As startups que fizeram a diferença
Cinco startups se destacaram ao longo do programa, demonstrando capacidade de superar as estruturas ocultas e gerar resultados concretos. Elas foram premiadas durante o iFood Move, feira de alimentação que concentra as principais inovações do setor na América Latina.
A Repediu desenvolveu uma plataforma de CRM focada no relacionamento entre estabelecimentos e clientes, ajudando na fidelização e em campanhas automatizadas. A CVRec trouxe uma solução de recrutamento e seleção que utiliza bots inteligentes no WhatsApp para automatizar e agilizar contratações — uma dor crônica do setor. A Falaê transforma dados operacionais e de atendimento em insights para a gestão estratégica dos donos de estabelecimentos.
A Faceponto oferece uma plataforma completa de gestão de RH, abrangendo controle de ponto, escalas, jornada, onboarding e rotinas administrativas de equipe. E a Cheaf.AI criou um assistente virtual com inteligência artificial que gerencia reservas e filas de espera por meio de chatbot integrado ao WhatsApp.
Profissionalização é urgente
O setor de food service no Brasil é marcado pelo empreendedorismo por necessidade, não por oportunidade. “Grande parte das pessoas que começam a atuar no setor empreendem por necessidade. Muitas das decisões são tomadas por improviso, sem muita gestão profissional”, observa Pinheiro.
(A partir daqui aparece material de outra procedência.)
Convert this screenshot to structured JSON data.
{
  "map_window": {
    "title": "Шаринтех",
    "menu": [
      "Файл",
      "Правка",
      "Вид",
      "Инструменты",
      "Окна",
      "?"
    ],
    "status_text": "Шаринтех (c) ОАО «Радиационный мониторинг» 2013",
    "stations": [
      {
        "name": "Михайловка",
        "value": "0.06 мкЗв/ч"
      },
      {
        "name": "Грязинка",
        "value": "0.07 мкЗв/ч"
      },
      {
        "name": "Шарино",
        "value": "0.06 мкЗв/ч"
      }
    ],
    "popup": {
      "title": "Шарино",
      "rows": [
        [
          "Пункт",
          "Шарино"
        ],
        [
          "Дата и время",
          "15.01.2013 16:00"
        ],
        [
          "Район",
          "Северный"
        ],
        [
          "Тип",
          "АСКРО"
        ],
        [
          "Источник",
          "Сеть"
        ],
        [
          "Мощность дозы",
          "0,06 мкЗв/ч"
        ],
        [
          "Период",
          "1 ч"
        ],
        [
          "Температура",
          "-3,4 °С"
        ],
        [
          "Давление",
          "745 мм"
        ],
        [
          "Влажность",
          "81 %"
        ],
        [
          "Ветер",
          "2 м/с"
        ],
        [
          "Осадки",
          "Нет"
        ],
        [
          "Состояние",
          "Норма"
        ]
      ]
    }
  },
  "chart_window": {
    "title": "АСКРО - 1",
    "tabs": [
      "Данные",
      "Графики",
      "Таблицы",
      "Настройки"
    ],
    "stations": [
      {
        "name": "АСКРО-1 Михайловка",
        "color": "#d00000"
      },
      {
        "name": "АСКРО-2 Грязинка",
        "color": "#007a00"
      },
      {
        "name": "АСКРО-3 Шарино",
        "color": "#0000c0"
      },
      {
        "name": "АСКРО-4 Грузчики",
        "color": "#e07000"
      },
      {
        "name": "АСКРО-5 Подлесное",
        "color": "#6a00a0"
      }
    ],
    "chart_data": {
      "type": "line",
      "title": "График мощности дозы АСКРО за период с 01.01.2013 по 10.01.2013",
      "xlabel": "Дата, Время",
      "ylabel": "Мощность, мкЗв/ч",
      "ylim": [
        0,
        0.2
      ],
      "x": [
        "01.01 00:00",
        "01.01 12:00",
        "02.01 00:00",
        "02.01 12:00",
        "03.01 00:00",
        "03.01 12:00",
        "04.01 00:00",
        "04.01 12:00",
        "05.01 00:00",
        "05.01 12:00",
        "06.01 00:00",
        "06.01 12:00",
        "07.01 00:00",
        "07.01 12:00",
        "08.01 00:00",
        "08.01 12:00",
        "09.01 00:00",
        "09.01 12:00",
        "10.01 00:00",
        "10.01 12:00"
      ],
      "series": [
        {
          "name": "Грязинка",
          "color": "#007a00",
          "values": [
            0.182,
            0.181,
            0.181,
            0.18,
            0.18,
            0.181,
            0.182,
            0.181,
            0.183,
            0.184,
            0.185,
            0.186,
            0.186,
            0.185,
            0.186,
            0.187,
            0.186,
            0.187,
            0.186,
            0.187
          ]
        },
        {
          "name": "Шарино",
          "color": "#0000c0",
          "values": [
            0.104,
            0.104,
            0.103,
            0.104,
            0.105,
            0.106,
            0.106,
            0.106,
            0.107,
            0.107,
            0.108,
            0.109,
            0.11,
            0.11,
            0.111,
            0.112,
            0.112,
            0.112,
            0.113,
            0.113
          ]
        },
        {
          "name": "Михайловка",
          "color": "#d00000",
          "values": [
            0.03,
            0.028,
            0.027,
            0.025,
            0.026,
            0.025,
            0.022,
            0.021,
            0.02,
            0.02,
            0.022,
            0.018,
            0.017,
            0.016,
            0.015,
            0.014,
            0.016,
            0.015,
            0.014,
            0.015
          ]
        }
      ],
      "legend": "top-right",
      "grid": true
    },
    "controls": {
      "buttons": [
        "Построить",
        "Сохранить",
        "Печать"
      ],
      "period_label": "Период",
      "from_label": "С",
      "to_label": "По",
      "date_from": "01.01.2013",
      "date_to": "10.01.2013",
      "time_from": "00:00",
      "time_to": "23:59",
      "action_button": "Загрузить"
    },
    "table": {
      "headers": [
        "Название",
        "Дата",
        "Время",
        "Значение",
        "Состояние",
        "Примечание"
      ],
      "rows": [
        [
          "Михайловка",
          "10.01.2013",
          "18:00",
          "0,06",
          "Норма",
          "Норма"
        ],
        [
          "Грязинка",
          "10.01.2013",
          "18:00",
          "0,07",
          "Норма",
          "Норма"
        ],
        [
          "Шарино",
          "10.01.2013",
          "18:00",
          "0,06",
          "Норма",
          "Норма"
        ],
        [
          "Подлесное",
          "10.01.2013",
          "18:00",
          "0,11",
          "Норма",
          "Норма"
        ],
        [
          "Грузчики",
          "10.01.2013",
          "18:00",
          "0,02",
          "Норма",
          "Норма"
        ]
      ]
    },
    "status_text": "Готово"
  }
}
O resultado é um cenário em que 1,3 milhão de CNPJs ativos no país operam sem real clareza sobre quanto ganham. “Vamos parar de falar que o empreendedorismo no Brasil é solitário. No final do dia, a gente só precisa normalizar falar sobre alguns assuntos — como as dificuldades que você passa no seu negócio”, diz Carol Paiffer, investidora e fundadora do hub Dinastia.
Há também o paradoxo de Baumol: setores menos dependentes de mão de obra prosperam com automação, mas o food service depende da hora humana, e as margens vão se apertando cada vez mais. “O setor tinha a possibilidade de continuar crescendo mesmo sem gestão. Mas isso acabou. Cada vez mais o setor exige profissionalismo para fazer com que o negócio prospere, entendendo que produtividade não é trabalhar mais, mas trabalhar melhor”, ressalta Pinheiro.
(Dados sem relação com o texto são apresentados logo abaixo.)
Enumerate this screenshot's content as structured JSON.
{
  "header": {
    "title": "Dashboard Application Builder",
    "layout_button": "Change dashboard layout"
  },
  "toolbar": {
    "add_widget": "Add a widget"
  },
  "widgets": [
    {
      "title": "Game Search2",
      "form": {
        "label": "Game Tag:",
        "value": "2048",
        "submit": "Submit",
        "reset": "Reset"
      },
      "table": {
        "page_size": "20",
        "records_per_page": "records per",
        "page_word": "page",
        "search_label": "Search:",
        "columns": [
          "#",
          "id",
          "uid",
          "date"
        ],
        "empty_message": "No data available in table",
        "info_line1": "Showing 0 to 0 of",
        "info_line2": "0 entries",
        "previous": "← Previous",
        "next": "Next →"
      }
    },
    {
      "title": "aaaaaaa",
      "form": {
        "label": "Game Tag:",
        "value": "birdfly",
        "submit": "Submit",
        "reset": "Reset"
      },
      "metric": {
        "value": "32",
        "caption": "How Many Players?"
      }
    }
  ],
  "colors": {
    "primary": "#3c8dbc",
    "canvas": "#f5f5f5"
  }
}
Um legado que vai além dos números
Dos 100 estabelecimentos iniciais, 84 conseguiram inovar de forma efetiva. Os 16 que não conseguiram aderir às soluções foram fundamentais para mapear as dificuldades e estruturas ocultas. O programa gerou mais de 80 resultados em mídia, economizou 500 horas de gestão e gerou R$ 300 mil de faturamento adicional nos estabelecimentos participantes.
Mais do que números, o Fogo Alto deixa um legado de aprendizado. As estruturas ocultas mapeadas não são exclusivas do food service — elas aparecem em diversos setores, em empresas de todos os tamanhos. “A gente conseguiu, de uma maneira muito visual, diagramar e falar o que é inovação e quais são os passos em qualquer ambiente, setor. Todo mundo que passou por isso vai se identificar”, afirma Pinheiro.
Inovação não é sobre ter a melhor ferramenta. É sobre entender o ambiente, reconhecer as barreiras invisíveis e construir pontes reais entre tecnologia e operação. “Precisamos nos juntar de forma eficiente e estratégica para atuar em parceria e provocar bons resultados para todos”, conclui Carol Paiffer.